Saving money in the fast-paced UAE lifestyle can be a struggle. Rents are amongst some of the highest in the world, and the cost of living has spiraled over the last decade. That said, with tax free salaries and a sensible approach to your money, it is possible to start saving for future investments like education, weddings, getting on the property ladder or eventual retirement. As a general rule, try to save at least 10-20% of your monthly income each month.

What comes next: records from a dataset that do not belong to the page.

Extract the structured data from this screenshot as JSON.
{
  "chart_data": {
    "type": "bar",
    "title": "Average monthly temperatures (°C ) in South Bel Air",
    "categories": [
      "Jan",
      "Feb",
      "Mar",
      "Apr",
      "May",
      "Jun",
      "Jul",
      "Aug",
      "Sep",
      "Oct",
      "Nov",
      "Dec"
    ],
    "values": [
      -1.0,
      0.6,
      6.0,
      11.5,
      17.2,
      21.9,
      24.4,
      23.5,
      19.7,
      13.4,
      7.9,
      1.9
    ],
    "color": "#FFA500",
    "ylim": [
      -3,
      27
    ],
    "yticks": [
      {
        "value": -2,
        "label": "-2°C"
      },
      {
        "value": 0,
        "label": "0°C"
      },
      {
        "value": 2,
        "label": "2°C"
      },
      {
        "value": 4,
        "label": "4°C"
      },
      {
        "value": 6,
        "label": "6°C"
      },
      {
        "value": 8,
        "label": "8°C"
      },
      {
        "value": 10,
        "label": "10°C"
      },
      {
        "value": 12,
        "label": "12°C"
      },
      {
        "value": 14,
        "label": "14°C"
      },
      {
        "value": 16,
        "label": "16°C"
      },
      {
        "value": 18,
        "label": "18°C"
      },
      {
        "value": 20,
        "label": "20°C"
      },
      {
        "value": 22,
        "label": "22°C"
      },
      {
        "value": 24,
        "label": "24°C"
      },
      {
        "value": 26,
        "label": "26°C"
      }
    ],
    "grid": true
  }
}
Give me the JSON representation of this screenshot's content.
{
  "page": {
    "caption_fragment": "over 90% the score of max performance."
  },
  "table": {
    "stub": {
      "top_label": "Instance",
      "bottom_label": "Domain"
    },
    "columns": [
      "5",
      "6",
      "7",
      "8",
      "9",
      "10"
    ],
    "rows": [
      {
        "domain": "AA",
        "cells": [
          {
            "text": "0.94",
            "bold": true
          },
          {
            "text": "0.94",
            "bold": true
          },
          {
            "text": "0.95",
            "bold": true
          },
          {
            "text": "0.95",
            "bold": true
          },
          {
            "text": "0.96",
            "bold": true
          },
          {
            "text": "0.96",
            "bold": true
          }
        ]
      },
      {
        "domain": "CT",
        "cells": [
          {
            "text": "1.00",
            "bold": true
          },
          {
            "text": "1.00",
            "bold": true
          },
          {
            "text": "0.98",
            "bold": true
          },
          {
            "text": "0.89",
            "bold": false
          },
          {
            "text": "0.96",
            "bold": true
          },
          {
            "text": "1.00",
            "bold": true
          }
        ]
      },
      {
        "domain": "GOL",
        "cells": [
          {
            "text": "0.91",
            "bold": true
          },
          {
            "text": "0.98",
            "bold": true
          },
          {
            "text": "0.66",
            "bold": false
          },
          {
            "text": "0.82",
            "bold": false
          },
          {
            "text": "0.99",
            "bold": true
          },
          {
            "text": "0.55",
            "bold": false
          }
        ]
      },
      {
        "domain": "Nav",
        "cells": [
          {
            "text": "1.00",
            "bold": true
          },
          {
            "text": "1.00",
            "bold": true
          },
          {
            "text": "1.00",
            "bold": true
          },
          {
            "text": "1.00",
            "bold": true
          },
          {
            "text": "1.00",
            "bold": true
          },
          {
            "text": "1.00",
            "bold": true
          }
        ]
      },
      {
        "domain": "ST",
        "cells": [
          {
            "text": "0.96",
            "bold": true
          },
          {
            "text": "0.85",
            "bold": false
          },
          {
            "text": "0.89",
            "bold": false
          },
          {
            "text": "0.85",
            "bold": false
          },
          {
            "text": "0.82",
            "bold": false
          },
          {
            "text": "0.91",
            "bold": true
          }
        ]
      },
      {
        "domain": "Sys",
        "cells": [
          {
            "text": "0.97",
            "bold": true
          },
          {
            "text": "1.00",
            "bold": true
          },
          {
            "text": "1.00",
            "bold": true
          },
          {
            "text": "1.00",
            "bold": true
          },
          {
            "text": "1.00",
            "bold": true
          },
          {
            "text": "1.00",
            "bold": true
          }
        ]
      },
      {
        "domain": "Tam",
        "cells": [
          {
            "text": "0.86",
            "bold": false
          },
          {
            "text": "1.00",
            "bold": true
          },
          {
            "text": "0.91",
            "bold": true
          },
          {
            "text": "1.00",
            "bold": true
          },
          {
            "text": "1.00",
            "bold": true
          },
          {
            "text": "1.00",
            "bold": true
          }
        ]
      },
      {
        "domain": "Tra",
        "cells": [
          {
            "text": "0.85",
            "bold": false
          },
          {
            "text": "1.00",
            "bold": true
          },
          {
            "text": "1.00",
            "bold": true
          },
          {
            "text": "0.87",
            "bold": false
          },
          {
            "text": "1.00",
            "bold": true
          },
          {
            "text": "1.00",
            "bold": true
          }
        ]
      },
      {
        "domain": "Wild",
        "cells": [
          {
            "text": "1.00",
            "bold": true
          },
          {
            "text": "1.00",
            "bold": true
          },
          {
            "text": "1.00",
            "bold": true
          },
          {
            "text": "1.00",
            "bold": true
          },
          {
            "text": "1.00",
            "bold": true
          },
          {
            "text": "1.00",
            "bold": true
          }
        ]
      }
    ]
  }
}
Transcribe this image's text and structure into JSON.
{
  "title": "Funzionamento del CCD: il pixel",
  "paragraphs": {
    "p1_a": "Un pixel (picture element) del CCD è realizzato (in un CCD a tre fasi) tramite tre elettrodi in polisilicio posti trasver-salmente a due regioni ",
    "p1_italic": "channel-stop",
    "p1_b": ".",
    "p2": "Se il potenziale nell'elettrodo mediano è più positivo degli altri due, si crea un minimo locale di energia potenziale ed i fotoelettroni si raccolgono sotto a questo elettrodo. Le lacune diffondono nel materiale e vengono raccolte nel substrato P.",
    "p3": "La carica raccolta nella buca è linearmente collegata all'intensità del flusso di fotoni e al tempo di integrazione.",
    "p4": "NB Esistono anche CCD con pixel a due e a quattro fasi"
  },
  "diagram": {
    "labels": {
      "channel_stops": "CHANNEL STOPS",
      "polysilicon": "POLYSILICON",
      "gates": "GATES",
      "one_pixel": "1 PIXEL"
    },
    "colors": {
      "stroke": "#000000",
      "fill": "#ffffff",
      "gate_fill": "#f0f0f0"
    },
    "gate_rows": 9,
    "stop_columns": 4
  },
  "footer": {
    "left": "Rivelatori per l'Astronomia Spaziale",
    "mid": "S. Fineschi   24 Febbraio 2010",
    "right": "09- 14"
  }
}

Standard savings accounts generally offer a very low rate of around 0.25% interest, but banks will set up high yield Saver Accounts as long as you meet several criteria. You’ll need to ensure your account has a minimum balance of at least AED 3,000 while some will ask for as much as AED 50,000. Banks will then offer you premiums of 2.25% and above but the more flexible the account, the less interest you’ll be offered. There may well be limits on how often – if at all – you can withdraw from the account, and penalties if you don’t follow through with your payment schedule or dip below the minimum balance.
Contributions can be made on a monthly, quarterly or annual basis, as well as in the form of a single payment. The earlier you start saving, the higher the compound interest, and therefore the greater the investment. End payments can then be collected in a lump sum, or if you’re saving for higher education, spread across a three-four year period to pay for tuition fees.
Before signing up for a savings account, think about where you might be living in a few years? Perhaps a portable bank account would be better for your needs, or an offshore account.
As always, before deciding on which savings account to opt for, compare all of the options available to you.